When Kendra Wright was incarcerated for drug-related offenses at Oregon’s only women’s prison, her then-6-year-old daughter, Selene, was placed in the care of Wright’s grandparents. Prohibited from speaking to Selene, Wright cherished what little contact she had: Wright’s grandmother would call her while Selene was in the same room. “It was the only way I could hear her little voice,” Wright said.
ÎÞÂëÊÓƵ than 75 percent of incarcerated women in Oregon are mothers.
But in 2013, Wright was accepted to the Family Preservation Project, an initiative then run by the Oregon Department of Corrections designed to break intergenerational cycles of incarceration, poverty, and addiction by helping imprisoned mothers maintain relationships with their children. ÎÞÂëÊÓƵ than 75 percent of incarcerated women in Oregon are mothers, and many of their children are at risk of suffering the same traumas they did.
Since 2010, the FPP has helped dozens of women stay connected with their children through special visitations where families can cuddle, paint, and read together; and by encouraging women to invest in children’s education through virtual parent-teacher conferences. Women also attend daily classes and weekly counseling sessions to help them process their experiences and plan for life outside. “Before these women can even think of themselves as mothers, there’s so much work to be done in restoring their own humanity,” said program director Jessica Katz.

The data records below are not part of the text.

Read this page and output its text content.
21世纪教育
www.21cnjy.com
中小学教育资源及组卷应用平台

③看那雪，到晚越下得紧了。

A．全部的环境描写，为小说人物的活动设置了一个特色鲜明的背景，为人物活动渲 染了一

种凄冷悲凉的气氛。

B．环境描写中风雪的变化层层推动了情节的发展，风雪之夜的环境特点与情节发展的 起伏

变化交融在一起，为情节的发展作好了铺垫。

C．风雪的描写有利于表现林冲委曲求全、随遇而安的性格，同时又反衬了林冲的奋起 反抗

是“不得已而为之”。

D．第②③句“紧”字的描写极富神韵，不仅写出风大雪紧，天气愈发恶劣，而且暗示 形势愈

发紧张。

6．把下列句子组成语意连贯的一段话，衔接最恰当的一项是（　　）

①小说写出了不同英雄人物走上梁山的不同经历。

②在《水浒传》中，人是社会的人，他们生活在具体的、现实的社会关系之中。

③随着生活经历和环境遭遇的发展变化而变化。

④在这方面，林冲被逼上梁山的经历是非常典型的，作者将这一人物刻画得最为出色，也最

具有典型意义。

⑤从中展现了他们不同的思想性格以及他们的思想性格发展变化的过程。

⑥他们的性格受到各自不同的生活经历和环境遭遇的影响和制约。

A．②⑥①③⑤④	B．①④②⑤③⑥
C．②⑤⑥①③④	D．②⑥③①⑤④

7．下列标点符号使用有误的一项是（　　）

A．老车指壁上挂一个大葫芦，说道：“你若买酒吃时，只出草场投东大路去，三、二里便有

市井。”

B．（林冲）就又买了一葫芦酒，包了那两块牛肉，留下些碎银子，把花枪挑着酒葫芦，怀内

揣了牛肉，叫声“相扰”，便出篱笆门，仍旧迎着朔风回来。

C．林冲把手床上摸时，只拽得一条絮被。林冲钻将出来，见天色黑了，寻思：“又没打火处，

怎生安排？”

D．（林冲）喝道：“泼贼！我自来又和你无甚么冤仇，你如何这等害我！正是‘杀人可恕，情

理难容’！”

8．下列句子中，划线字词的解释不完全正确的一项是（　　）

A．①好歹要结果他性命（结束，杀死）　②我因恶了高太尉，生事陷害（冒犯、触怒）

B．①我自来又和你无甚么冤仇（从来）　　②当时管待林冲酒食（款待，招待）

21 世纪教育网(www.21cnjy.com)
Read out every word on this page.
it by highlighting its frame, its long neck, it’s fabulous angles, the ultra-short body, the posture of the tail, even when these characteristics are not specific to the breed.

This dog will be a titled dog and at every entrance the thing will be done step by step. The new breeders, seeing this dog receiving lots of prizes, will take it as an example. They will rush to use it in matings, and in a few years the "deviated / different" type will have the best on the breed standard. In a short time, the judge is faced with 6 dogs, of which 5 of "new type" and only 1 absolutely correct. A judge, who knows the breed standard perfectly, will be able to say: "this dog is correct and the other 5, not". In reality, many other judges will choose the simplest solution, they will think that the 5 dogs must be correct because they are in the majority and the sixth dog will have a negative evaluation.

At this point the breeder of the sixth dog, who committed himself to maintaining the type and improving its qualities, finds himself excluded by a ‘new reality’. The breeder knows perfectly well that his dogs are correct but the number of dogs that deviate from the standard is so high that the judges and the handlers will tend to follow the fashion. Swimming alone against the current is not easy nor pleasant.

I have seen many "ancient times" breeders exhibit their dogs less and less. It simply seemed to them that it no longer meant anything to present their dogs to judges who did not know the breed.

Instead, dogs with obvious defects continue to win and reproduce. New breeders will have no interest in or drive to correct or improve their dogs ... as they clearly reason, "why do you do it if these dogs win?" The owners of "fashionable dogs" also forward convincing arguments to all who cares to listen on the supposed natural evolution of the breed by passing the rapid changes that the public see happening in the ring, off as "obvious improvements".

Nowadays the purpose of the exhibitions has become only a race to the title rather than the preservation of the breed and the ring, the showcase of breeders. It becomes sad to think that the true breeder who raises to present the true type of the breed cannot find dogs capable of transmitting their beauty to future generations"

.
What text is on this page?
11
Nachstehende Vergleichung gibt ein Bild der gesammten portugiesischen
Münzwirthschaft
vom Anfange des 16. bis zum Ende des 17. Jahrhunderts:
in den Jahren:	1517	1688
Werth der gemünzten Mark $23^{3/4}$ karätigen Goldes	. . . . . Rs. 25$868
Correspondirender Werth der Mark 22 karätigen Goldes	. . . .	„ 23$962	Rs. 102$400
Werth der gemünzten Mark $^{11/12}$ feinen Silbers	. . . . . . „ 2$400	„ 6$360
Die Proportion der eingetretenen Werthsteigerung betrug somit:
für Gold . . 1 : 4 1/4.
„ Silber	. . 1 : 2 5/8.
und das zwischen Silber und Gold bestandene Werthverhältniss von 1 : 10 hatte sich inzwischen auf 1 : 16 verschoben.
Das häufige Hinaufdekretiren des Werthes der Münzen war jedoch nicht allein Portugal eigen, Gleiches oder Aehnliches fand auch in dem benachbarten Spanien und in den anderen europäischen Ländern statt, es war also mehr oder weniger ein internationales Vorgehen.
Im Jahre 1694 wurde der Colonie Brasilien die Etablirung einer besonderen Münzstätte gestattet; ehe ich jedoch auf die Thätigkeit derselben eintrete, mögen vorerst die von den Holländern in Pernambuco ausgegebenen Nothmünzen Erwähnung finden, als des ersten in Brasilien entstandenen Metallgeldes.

When the DOC decided to cut the program’s funding in 2014, Katz, along with past and present participants, launched a letter-writing campaign to local legislators to save it. They succeeded. Today, it’s operated by the YWCA of Greater Portland with state funding.
Selene, now 11, is a much happier child than the girl Wright, now out of prison, remembers five years ago. Without FPP, Wright believes, Selene would have grown up feeling hurt and abandoned: “I don’t think she would have blossomed into the wonderful, amazing young lady she’s becoming.”
Today, Wright, 29, works at Buckley Detoxification Center in Eugene, Oregon, a refuge for people recovering from addictions. “I’m the lead cook, so the focus is to help clients detox in the best ways possible. Nutrition and diet are a huge part of that.”
Patrice Shannon was separated from her grandchildren when she was incarcerated at Coffee Creek Correctional Facility. She and Wright met while inside, and continued their relationship as co-workers in the rehabilitation center’s kitchen. Shannon is just one of the many FPP alums Wright works with lobbying for better legislation to support families separated by incarceration.
Wright was separated from Selene when her daughter was just 6 years old. Selene went to live with Wright’s grandparents. Though they did their best to keep the two in touch, legal complications led to a year and a half of silence. “I would get reports from my grandmother that my daughter was crying in her bedroom closet,” said Wright, who was prohibited from contacting her. When the FPP helped bring Selene to Coffee Creek to visit her mother, in 2013, Wright was nervous. “I didn’t know if she wanted me to hug her, or if I should hold her a few seconds longer,” Wright says. “I was relieved and astonished at how beautiful she was and how tall she had gotten.” Wright was able to speak with Selene regularly from then on, and bought her a puppy, Lilly, for her birthday.
Wright regularly visits Selene at her grandparents’ house, where Selene still lives. She fits in as much time with her daughter as she can between work and school.
They laugh easily, tease often, and enjoy doing activities together, like baking.
Wright now lives with her sister and nephew. “I’m still in the process of getting on my feet,” Wright says. The hope is that once she has an apartment of her own, Selene will be able to live with her. “If she wants to,” Wright laughs. “I have a lot more rules than her [great-]grandparents.”
Wright started attending community college last fall, where she is working toward a degree in human services and child development, with plans to get a master’s degree in social work. “I came from a pretty abusive, poverty-stricken childhood and everything that comes with it—drugs, you name it. I’ve always known I was supposed to help people. I just didn’t know to what capacity until my own experience unfolded.”
“When I tell my story, I more or less tell my daughter’s story,” Wright says. “I talk about her experience because her experience is the one that I think matters most—yet it’s the one that typically doesn’t get heard.”
Selene today is a “complete 180” from the 6-year-old Wright remembers when she was first incarcerated. “She tries out for talent shows. She’s popular.” And in Wright’s opinion, it’s all because of FPP. Without it, she says, “I don’t think we would be very close. I think she’d be more hurt and angry as a little person.”
“I have to give back what was given to me,” Wright says of her motivation to continue fighting for incarcerated mothers and their children. She recently lobbied at the capitol—and took Selene along with her. “I have to pay forward what I received. That’s how it works.”